The Spanish Association of Laboratories for Orphan and Ultra-Orphan Drugs (AELMHU) participated this Wednesday in the founding meeting of the Pharmaceutical Industry Alliance, chaired by Health Minister Mónica García and Secretary of State for Health Javier Padilla.
The Alliance thus serves as a forum for dialogue and cooperation among the Spanish government (the Office of the Prime Minister, and the Ministries of Health, Finance, Economy, Industry and Tourism, and Science, Innovation, and Universities); the autonomous communities; pharmaceutical industry associations (AELMHU, Farmaindustria, AESEG, BioSim, AFAQUIM, ASEBIO, and ANEFP); patient associations such as the Spanish Federation of Rare Diseases (FEDER), the Platform of Patient Organizations (POP), and the Spanish Patients’ Forum (FEP); representatives of healthcare professionals, such as the Federation of Spanish Scientific and Medical Associations (FACME); scientific societies, such as the Spanish Society of Hospital Pharmacy (SEFH); and representatives of civil society, such as Salud por Derecho or The Medicines Patent Pool.
This initiative, which aims to strengthen collaboration among all stakeholders involved in pharmaceutical policy in Spain, stems from the Pharmaceutical Industry Strategy 2024–2028, of which AELMHU has been a part since its creation in 2024, and in which we actively collaborate through the various working groups and committees that have been established.

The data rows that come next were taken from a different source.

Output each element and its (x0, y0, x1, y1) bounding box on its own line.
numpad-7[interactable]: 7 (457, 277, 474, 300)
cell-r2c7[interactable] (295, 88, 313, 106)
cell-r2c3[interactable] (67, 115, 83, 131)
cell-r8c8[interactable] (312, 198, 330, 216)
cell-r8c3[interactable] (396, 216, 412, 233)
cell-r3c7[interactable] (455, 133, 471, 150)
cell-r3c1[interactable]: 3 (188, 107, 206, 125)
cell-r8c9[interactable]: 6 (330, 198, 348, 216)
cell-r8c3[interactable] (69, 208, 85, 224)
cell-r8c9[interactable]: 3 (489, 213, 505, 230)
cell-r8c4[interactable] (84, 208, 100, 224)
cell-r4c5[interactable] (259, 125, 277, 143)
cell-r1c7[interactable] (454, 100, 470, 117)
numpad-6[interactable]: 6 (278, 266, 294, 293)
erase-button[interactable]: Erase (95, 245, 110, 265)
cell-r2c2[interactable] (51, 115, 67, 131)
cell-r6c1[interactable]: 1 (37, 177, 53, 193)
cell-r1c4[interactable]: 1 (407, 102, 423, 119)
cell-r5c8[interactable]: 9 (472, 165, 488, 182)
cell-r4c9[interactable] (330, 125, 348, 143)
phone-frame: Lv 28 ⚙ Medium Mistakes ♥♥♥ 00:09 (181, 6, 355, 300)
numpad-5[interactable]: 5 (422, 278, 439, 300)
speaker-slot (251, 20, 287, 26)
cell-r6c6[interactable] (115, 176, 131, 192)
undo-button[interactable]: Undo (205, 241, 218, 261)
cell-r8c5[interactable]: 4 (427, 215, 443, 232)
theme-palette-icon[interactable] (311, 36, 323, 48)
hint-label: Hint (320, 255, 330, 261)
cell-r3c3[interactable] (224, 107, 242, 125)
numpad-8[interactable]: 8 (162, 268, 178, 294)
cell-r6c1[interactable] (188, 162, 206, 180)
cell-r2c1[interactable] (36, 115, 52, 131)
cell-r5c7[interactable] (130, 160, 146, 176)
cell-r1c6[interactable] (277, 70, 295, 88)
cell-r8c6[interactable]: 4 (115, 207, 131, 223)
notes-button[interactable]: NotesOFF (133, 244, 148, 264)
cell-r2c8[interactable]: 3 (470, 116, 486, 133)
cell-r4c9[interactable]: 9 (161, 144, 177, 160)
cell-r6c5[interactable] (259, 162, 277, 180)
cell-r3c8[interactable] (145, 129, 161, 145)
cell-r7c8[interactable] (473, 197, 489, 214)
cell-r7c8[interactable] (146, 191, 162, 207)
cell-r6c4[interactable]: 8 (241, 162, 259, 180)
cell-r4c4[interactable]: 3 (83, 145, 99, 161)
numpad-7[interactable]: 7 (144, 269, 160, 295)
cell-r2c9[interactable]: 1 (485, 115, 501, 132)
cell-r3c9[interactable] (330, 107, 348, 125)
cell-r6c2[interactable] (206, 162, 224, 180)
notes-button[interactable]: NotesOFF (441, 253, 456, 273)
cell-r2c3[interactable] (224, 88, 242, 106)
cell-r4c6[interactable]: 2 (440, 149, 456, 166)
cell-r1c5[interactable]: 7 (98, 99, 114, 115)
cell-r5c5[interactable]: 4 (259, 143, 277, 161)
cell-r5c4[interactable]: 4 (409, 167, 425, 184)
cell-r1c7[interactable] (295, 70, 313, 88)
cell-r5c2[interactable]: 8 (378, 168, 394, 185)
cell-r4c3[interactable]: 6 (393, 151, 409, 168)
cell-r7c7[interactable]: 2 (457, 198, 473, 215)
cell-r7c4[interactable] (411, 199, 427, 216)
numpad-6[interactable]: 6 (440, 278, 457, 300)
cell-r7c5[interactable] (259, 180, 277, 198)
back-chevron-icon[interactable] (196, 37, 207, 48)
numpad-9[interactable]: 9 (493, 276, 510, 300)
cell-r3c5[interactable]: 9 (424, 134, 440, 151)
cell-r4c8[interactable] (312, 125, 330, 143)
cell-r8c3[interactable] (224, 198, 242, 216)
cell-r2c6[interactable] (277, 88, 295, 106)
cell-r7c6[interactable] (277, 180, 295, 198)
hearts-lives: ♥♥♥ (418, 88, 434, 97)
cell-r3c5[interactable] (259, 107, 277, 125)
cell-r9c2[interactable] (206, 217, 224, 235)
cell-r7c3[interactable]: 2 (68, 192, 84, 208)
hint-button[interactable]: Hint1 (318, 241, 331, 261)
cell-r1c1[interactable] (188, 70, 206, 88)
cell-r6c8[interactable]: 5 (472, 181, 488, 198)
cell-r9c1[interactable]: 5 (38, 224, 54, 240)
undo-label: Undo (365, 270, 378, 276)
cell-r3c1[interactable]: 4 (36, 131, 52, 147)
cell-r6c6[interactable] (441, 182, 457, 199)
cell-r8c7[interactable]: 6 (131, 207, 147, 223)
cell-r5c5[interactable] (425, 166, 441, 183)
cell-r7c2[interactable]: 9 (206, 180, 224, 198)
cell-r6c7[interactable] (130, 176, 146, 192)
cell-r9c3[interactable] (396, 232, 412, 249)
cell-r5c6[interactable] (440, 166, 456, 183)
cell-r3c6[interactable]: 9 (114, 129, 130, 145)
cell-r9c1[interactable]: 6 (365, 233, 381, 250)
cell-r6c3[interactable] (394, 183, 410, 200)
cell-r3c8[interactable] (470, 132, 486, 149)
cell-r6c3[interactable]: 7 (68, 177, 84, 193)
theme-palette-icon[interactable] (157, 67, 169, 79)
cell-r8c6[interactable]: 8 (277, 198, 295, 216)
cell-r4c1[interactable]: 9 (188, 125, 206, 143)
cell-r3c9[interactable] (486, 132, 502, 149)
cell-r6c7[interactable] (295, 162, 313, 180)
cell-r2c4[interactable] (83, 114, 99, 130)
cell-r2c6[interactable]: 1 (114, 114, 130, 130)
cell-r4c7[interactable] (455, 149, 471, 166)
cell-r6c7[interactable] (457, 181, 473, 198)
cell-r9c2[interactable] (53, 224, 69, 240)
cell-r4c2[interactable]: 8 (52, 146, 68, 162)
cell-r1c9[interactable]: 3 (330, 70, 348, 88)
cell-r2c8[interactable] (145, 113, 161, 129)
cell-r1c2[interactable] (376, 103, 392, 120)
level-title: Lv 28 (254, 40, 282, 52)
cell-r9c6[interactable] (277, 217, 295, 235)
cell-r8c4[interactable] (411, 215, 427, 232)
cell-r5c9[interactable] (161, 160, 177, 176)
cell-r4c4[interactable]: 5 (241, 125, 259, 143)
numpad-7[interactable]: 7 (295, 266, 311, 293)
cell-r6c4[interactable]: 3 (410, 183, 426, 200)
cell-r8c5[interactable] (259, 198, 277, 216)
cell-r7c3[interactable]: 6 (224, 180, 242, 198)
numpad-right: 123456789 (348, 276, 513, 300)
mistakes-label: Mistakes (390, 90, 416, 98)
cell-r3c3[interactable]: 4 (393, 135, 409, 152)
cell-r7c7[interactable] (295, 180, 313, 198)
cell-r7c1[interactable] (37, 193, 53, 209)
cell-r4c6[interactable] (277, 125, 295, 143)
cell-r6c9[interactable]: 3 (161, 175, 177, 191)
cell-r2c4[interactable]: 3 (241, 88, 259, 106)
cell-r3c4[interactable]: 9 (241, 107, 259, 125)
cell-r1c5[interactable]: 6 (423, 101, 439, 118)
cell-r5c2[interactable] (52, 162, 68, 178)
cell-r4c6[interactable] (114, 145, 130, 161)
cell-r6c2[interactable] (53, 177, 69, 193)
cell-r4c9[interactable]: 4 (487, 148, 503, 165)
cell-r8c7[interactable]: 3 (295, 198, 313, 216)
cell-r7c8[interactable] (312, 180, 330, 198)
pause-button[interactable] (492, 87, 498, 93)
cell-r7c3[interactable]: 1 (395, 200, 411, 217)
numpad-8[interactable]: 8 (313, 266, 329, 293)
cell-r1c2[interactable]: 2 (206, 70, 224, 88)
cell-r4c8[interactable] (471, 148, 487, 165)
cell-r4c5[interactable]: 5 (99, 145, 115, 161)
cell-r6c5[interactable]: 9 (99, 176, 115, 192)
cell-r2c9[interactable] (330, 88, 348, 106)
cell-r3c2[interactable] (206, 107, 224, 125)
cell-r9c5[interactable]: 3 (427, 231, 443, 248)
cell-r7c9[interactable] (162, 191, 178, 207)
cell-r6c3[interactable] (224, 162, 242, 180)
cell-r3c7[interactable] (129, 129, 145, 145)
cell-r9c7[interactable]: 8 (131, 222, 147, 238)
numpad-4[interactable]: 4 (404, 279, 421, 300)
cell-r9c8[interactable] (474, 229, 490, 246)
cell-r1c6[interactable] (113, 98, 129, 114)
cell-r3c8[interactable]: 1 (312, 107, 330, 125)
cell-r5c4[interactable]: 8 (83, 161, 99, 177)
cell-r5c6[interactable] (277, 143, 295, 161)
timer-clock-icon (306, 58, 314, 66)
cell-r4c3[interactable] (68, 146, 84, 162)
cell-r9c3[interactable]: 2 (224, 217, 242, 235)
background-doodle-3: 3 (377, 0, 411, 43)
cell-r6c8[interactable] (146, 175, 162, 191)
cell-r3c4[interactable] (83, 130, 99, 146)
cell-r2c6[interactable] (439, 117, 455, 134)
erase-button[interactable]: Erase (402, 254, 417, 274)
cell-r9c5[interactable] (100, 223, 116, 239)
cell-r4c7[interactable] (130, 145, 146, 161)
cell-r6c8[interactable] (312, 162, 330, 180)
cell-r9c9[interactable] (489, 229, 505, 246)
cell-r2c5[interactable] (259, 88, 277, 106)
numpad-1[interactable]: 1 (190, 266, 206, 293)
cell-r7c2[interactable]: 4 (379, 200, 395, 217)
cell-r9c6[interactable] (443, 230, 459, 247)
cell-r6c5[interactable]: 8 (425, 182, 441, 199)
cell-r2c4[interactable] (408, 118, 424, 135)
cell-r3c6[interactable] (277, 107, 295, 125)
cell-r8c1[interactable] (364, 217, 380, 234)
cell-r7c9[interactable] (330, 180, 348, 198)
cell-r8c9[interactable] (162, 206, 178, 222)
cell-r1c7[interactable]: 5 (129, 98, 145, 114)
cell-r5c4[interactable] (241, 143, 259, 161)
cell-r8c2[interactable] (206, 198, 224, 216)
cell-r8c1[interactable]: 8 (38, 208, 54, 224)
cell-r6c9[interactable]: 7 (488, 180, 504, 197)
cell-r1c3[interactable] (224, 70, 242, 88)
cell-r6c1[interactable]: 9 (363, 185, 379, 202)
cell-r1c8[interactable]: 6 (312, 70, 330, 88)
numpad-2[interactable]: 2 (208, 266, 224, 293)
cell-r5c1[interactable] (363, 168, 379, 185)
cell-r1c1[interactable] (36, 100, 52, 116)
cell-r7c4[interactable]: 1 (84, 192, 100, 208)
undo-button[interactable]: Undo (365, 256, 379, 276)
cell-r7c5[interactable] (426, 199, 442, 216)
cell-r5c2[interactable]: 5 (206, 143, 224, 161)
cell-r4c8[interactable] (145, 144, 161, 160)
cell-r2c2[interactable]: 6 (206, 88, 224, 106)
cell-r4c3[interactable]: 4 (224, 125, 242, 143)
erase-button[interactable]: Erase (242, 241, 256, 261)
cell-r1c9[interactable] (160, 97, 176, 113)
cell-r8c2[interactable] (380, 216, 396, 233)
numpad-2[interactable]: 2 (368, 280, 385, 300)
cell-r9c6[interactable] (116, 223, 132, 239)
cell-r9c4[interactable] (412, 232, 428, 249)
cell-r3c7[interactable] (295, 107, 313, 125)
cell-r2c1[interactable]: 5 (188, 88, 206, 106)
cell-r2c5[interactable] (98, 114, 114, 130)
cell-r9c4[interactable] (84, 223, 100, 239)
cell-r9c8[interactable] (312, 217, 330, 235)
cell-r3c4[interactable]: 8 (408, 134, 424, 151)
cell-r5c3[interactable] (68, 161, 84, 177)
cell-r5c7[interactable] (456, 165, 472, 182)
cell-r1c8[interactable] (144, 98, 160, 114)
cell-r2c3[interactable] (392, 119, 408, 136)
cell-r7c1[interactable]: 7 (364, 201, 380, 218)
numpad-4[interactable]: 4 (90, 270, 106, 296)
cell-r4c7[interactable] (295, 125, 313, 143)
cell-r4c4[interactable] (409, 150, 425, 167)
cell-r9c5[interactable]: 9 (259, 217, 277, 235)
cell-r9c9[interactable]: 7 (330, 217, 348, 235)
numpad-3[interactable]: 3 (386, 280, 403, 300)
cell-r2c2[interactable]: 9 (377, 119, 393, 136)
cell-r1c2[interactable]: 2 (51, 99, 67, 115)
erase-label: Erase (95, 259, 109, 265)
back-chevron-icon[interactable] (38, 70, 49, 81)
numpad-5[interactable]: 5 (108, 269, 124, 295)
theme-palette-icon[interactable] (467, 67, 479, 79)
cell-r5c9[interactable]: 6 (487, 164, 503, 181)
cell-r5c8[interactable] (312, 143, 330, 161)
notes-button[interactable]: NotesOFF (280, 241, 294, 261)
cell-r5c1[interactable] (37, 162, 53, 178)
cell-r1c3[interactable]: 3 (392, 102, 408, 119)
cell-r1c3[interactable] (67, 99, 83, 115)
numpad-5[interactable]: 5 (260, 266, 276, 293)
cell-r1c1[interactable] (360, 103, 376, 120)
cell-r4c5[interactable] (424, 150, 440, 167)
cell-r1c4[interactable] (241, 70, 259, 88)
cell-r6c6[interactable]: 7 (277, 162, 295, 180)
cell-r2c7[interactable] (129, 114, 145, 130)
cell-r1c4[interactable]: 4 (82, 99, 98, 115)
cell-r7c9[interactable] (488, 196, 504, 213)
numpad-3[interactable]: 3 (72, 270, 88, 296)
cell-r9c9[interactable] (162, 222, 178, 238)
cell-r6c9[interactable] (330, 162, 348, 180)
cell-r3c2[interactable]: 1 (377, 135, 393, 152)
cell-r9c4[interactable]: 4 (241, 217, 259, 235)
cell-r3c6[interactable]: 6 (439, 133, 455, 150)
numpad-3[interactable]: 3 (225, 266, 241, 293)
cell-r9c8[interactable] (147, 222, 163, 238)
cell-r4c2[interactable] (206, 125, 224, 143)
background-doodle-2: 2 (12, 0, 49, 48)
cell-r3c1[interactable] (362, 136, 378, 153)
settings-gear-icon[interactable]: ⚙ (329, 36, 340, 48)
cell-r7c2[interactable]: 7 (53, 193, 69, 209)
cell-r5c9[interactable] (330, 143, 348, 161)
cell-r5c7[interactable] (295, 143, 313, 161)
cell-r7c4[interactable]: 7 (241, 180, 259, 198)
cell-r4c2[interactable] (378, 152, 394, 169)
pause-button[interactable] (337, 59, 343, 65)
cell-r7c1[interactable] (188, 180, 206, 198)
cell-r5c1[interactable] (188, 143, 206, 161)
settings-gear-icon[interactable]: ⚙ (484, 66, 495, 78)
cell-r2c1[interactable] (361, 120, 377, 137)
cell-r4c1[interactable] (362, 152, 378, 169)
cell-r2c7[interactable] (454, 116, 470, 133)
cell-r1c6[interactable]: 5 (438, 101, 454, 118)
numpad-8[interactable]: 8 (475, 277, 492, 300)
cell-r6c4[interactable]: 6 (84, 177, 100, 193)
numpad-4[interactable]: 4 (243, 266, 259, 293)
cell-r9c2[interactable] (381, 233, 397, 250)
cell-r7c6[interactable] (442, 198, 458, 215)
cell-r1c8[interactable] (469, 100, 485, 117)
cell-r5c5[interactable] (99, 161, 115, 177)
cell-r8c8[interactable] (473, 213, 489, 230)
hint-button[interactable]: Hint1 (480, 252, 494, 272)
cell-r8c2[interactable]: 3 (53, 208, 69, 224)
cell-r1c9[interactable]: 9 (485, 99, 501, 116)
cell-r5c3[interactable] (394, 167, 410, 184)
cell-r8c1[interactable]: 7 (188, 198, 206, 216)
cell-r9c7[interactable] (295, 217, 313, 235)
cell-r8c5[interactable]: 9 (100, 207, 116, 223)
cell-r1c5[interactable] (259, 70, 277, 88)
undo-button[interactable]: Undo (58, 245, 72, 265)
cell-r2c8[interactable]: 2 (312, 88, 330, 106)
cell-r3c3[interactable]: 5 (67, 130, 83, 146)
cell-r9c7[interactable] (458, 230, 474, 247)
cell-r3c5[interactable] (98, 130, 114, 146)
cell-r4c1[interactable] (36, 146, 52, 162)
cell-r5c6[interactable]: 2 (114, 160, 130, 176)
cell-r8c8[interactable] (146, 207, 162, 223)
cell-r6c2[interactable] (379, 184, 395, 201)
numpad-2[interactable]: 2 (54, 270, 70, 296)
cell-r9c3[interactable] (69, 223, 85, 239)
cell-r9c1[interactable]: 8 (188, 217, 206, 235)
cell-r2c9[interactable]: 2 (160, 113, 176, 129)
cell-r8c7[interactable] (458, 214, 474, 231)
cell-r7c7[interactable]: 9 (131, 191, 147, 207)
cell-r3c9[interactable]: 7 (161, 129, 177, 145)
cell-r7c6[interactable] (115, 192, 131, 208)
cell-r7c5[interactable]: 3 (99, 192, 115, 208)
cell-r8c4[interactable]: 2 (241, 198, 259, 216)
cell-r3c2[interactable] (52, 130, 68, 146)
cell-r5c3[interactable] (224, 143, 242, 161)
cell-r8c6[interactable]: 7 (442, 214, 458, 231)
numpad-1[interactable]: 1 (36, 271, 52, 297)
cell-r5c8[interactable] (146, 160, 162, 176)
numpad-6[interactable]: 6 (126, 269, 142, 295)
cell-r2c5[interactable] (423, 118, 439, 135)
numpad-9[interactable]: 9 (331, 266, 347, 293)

Our Association is now joining the Alliance with the aim of continuing to highlight the perspective of pharmaceutical companies specializing in orphan and ultra-orphan drugs, as well as other treatments for rare diseases, given that both rare diseases and advanced therapies are recognized as strategic areas in the Strategy.
At AELMHU, we applaud the goals of this Alliance, which focus, among other things, on strengthening strategic autonomy, promoting biomedical innovation, and ensuring equitable access to medicines throughout Spain.
We are confident that this forum will facilitate the exchange of knowledge and the identification of common priorities among all stakeholders in the sector, contributing to the development of a more equitable and innovative healthcare model in which the needs of patients with rare diseases and the specific characteristics of orphan drugs are at the heart of decision-making.